With wifi in particular on Linux, you often have the choice of (a) messing around with compiling your driver and finding firmware or (b) just spending ten quid on a card with a well-supported chip.

(The systems I use every day at home are a Mac G4 running MacOS X 10.4.10, a Compaq N410c running Ubuntu 6.10 and a Dell D600 running Ubuntu 7.10 alpha. The Compaq is running the old version to support the horrible old Orinoco USB wifi because it’s built into the lid, meaning I don’t need a PC card sticking out the side.

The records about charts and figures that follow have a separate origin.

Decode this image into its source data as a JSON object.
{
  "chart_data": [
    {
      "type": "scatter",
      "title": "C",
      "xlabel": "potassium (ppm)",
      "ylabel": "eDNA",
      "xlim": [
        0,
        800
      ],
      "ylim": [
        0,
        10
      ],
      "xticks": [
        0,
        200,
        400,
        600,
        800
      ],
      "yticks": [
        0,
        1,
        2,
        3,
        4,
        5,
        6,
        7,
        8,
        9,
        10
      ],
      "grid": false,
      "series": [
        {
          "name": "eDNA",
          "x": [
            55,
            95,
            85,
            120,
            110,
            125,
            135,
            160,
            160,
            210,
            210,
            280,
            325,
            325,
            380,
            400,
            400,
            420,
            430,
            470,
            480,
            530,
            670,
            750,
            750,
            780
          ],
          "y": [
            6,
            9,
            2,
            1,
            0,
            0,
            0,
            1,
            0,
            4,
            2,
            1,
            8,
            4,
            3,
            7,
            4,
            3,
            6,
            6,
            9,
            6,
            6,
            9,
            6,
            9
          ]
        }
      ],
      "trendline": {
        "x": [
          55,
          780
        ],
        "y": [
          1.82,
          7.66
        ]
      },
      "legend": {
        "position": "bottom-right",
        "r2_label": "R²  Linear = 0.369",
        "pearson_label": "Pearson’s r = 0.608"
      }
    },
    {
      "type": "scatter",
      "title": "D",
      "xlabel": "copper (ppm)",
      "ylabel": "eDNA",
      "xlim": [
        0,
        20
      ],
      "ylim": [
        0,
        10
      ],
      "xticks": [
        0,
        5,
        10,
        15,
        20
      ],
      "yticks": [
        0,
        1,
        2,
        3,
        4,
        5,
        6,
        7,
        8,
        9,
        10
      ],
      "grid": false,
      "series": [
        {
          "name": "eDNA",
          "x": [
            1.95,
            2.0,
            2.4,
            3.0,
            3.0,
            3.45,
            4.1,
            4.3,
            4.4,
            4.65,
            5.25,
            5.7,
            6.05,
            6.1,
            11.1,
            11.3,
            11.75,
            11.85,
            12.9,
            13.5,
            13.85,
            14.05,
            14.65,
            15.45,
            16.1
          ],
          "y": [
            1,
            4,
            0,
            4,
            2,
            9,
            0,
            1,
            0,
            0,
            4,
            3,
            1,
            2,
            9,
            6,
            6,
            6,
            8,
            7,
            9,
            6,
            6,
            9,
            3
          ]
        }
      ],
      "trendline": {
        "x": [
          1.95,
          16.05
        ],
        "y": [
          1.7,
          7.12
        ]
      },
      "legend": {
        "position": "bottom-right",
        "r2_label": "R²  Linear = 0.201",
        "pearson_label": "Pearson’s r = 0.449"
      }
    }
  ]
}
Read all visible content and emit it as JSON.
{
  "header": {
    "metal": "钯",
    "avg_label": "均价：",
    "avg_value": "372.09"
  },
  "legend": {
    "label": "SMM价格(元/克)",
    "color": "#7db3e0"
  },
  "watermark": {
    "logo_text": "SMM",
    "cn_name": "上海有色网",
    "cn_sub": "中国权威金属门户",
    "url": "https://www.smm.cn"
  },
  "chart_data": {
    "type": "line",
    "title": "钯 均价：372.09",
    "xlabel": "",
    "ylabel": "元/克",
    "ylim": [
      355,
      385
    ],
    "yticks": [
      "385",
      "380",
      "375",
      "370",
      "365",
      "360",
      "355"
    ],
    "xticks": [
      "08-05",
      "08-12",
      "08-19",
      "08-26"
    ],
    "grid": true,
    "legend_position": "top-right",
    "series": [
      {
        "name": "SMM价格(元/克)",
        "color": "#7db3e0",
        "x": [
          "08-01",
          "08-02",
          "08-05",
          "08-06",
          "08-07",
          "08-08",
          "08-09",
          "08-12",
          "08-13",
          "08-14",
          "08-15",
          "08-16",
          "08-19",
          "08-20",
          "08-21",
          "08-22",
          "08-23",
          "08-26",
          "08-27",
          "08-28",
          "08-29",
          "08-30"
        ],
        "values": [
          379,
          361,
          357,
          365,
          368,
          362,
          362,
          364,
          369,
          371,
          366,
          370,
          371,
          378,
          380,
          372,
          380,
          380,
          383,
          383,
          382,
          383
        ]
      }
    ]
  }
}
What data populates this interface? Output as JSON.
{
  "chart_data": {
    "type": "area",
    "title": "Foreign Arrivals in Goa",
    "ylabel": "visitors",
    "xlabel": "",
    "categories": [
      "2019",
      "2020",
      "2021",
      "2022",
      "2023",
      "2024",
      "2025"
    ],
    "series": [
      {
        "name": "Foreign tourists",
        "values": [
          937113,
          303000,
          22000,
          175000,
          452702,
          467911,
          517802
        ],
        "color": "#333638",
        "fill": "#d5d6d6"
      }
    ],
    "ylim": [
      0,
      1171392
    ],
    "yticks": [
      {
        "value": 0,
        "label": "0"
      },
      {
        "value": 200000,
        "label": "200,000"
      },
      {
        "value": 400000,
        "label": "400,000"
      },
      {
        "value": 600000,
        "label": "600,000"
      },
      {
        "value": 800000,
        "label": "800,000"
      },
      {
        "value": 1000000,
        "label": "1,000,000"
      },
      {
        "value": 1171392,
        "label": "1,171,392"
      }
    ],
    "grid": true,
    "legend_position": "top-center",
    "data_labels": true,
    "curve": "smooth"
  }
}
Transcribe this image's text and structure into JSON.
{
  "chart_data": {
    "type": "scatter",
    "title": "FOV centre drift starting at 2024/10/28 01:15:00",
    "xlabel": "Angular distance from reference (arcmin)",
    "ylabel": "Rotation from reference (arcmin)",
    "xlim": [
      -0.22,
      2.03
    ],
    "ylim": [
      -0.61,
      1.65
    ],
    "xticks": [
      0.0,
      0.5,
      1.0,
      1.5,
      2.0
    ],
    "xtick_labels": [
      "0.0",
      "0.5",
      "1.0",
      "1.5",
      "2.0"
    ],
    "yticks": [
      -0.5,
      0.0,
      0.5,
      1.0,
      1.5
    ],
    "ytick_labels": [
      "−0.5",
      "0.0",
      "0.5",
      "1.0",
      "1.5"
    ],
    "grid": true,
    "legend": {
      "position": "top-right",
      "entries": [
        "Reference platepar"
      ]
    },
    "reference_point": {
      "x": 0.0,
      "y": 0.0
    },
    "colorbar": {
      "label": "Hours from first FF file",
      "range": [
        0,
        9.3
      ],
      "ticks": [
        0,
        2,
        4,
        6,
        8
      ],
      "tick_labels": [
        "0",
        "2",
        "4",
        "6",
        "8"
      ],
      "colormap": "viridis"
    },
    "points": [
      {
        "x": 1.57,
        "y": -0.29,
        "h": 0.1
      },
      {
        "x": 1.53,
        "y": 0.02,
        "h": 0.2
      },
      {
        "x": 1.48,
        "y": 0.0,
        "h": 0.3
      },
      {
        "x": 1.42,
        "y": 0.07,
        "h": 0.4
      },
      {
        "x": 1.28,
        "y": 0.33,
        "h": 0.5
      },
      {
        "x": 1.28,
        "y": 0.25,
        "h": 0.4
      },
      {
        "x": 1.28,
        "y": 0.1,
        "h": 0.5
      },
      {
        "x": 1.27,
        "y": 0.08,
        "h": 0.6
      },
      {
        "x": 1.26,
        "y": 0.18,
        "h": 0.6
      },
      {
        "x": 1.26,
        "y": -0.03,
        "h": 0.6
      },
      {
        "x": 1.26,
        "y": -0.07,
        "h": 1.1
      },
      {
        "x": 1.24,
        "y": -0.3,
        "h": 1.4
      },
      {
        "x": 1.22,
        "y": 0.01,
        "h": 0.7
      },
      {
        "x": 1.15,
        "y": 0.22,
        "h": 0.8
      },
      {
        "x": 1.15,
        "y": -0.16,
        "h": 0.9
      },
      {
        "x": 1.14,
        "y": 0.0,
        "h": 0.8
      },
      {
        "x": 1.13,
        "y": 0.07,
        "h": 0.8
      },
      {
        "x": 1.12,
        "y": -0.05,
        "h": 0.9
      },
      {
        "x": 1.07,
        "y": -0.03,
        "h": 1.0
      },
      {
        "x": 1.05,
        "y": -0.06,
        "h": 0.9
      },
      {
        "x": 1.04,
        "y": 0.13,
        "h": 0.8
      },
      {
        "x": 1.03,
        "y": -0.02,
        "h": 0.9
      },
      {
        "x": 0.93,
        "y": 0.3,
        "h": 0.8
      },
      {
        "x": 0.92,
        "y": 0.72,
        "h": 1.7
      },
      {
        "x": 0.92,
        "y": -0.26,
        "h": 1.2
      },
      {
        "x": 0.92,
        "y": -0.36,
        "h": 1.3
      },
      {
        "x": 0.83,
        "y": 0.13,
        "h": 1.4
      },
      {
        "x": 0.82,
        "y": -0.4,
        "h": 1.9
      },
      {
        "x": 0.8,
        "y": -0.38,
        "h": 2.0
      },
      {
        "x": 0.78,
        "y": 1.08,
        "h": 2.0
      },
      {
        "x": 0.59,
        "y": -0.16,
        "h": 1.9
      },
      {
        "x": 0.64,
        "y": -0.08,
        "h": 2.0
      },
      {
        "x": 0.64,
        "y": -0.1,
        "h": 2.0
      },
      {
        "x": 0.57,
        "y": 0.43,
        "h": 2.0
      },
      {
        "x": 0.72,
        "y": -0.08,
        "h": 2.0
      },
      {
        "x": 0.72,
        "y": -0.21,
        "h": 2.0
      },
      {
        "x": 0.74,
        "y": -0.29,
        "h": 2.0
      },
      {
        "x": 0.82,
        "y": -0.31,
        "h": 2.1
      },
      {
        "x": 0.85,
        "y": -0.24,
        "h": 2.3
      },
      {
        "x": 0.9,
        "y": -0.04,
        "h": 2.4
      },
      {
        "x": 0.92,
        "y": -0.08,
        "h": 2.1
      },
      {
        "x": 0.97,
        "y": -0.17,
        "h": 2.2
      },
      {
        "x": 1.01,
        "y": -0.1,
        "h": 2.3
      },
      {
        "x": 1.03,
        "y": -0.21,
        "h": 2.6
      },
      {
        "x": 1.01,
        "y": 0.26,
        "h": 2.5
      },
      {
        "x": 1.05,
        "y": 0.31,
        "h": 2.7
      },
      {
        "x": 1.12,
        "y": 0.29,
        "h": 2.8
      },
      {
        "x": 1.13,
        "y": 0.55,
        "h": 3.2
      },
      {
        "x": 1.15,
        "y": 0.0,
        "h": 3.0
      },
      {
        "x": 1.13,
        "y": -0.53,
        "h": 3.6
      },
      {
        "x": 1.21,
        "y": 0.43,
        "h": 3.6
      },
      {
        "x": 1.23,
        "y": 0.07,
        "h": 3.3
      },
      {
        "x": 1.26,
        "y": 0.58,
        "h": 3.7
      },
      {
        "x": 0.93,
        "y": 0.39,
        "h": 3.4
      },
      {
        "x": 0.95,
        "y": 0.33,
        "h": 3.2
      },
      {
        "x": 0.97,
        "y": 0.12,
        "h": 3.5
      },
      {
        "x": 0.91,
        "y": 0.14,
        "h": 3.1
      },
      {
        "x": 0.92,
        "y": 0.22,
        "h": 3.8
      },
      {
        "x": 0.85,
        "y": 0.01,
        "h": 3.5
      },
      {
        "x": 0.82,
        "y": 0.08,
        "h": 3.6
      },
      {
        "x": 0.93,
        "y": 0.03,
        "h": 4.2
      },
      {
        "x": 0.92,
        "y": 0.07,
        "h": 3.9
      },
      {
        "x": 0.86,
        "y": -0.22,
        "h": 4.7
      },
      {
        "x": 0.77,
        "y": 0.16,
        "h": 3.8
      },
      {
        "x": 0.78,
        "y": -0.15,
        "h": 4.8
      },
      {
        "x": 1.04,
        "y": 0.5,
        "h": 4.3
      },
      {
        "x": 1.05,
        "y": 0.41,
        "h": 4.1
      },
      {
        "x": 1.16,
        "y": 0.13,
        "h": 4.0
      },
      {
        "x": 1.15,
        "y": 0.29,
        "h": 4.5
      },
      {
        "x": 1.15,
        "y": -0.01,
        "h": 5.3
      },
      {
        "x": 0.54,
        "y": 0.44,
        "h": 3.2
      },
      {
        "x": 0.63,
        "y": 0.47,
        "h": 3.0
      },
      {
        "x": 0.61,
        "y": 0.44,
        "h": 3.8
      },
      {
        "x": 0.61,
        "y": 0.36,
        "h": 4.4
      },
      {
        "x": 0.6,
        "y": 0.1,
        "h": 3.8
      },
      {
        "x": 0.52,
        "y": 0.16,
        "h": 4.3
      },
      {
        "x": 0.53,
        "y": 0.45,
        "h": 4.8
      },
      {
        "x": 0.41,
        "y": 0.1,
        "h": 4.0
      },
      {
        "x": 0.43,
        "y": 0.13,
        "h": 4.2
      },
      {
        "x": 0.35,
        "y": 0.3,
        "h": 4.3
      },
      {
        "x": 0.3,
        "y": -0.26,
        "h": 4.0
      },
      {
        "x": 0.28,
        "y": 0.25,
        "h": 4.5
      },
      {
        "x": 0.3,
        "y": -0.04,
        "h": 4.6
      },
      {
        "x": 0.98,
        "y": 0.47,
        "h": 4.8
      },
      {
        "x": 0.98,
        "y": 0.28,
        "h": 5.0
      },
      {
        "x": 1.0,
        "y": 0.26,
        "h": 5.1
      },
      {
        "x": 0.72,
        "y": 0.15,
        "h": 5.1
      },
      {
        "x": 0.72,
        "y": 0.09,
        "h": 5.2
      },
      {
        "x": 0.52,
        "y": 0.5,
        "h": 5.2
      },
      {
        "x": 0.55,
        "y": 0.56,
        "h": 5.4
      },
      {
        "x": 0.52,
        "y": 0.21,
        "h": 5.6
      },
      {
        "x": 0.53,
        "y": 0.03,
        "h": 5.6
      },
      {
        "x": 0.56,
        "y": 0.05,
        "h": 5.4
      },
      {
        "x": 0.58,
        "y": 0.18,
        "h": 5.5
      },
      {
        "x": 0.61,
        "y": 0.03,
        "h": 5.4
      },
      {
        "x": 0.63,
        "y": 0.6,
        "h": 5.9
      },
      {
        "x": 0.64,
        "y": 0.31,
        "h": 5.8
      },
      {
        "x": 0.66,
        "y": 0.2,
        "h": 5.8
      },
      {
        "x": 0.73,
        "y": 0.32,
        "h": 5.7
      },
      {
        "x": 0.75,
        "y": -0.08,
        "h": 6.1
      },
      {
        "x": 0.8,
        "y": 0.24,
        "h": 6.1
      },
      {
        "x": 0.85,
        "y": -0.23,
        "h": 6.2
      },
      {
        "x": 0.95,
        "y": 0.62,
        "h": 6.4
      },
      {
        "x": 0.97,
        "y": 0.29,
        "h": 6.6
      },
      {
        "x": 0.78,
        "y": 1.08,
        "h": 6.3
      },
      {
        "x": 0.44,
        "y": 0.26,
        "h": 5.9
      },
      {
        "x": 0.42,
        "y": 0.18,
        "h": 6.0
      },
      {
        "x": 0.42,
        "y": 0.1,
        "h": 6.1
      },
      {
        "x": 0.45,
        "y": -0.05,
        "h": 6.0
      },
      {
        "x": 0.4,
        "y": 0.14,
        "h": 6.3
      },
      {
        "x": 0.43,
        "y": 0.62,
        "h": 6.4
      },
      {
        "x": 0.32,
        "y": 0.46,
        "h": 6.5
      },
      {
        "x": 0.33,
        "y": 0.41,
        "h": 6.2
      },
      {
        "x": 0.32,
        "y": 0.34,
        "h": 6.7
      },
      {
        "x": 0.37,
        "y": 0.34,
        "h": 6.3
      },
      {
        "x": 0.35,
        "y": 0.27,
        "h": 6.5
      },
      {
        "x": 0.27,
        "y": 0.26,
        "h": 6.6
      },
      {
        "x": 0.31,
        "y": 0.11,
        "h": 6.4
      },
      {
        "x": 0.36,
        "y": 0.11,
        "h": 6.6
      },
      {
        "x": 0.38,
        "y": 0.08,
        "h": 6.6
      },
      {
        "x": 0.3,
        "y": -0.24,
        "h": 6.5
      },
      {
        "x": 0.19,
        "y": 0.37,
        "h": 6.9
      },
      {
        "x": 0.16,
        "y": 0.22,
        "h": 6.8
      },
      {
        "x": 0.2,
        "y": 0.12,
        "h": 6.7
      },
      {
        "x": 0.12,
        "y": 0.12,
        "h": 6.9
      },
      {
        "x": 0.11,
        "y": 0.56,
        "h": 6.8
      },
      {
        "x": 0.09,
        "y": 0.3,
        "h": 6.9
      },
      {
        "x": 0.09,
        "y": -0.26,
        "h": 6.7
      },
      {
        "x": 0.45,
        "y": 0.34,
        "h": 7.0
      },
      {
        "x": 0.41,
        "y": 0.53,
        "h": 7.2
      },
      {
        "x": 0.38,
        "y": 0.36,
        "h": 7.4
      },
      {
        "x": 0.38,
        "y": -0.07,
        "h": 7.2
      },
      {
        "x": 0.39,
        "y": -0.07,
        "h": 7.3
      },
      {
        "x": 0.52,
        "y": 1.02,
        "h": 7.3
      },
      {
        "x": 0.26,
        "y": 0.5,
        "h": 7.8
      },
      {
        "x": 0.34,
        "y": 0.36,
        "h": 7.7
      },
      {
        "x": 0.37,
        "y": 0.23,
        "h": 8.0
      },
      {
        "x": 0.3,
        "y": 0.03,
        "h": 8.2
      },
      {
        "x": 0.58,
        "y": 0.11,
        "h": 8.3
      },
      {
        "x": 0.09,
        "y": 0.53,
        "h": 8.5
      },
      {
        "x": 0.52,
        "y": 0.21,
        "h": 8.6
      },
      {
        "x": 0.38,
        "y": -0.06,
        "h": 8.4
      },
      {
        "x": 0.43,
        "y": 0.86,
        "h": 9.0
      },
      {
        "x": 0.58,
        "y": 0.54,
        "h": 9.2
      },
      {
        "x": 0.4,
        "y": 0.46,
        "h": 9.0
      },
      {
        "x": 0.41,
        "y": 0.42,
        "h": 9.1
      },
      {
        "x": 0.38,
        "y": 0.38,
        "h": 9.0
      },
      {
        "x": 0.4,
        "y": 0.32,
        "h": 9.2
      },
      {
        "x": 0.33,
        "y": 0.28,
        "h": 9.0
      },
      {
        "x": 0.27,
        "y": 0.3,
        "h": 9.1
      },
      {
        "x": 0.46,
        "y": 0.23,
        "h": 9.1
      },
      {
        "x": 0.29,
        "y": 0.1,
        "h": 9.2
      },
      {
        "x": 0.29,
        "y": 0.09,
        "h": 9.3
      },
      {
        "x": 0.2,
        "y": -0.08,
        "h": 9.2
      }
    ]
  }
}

It’s so bad I’m considering gutting it and putting a known supported chip in …)

Comment by Branden
2007-08-18 22:14:20

hi nice post, i enjoyed it

Comment by Casper Gielen
2007-08-16 15:04:31

In my experience Linux has a much better chance of supporting hardware out of the box. Many times new hardware will work immediatly after pluging it into the machine, even without a configuration dialog. On the other hand, most hardware manufactures make drivers for Windows. It may take a bit of work, but you’re almost guaranteed to get it to work eventually, as long as the hardware is fairly new.

With hardware older than the Windows version, the problem often is that manufacturers don’t care about writing new drivers for their old hardware. They would prefer people to buy new hardware.

As long as you pay a little attention when buying hardware Linux works just fine.

Comment by Tod
2007-08-16 03:39:37

@ mobster and admin:

WRt “upgradeability” and the supposed lack thereof on Macs, what exactly do you hope to accomplish by upgrading? What are you upgrading anyway - software or hardware or the OS? When you state that the mac is not upgradable, what is your goal in upgrading? I know of many Mac users who are using six year old machines and have upgraded the OS to the current tiger system. Their applications have gone through several upgrades and they have kept them current.

Is it just to brag about the crotch rocket of speed or is it about usability?

And please don’t slap the “lack of software” monkey; it sounds too much like Bush invoking al-Qaida when he talks about Iraq. There is plenty of software doing all sorts of great things on the Mac. What kinds of applications are lacking? Specifically what Windows or Linux applications don’t have Mac analogs? That argument is so lame and beneath your level of reasoning.

Comment by admin
2007-08-15 21:26:05

Henaway, I would agree with you up to Vista, but if you turn on UAC and don;t do someting stupid, Vista strips you of the “root” ability pretty nicely. Sure it’s annoying to us users who constantly get prompted if we really want to do something, or to give a password, but it is pretty effective. The biggest challenge is poor software that is written to force a user to need admin rights. Blame microsoft for lots of stuff, but that’s mainly a 3rd party issue.

Comment by Henaway
2007-08-15 20:22:23

True, one day linux MAY need an AV app. BUT because it is designed to be a multi-user environment - TRUE multi-user environment that is - it has inherit security advantages over Windows where every user (no matter what label they tag on it) is essentially ROOT.

If a non-admin user gets a virus, it’s still going to tank your whole system. On linux, all the user is going to do at worst is tank their account. Anything they don’t have rights to will be safe.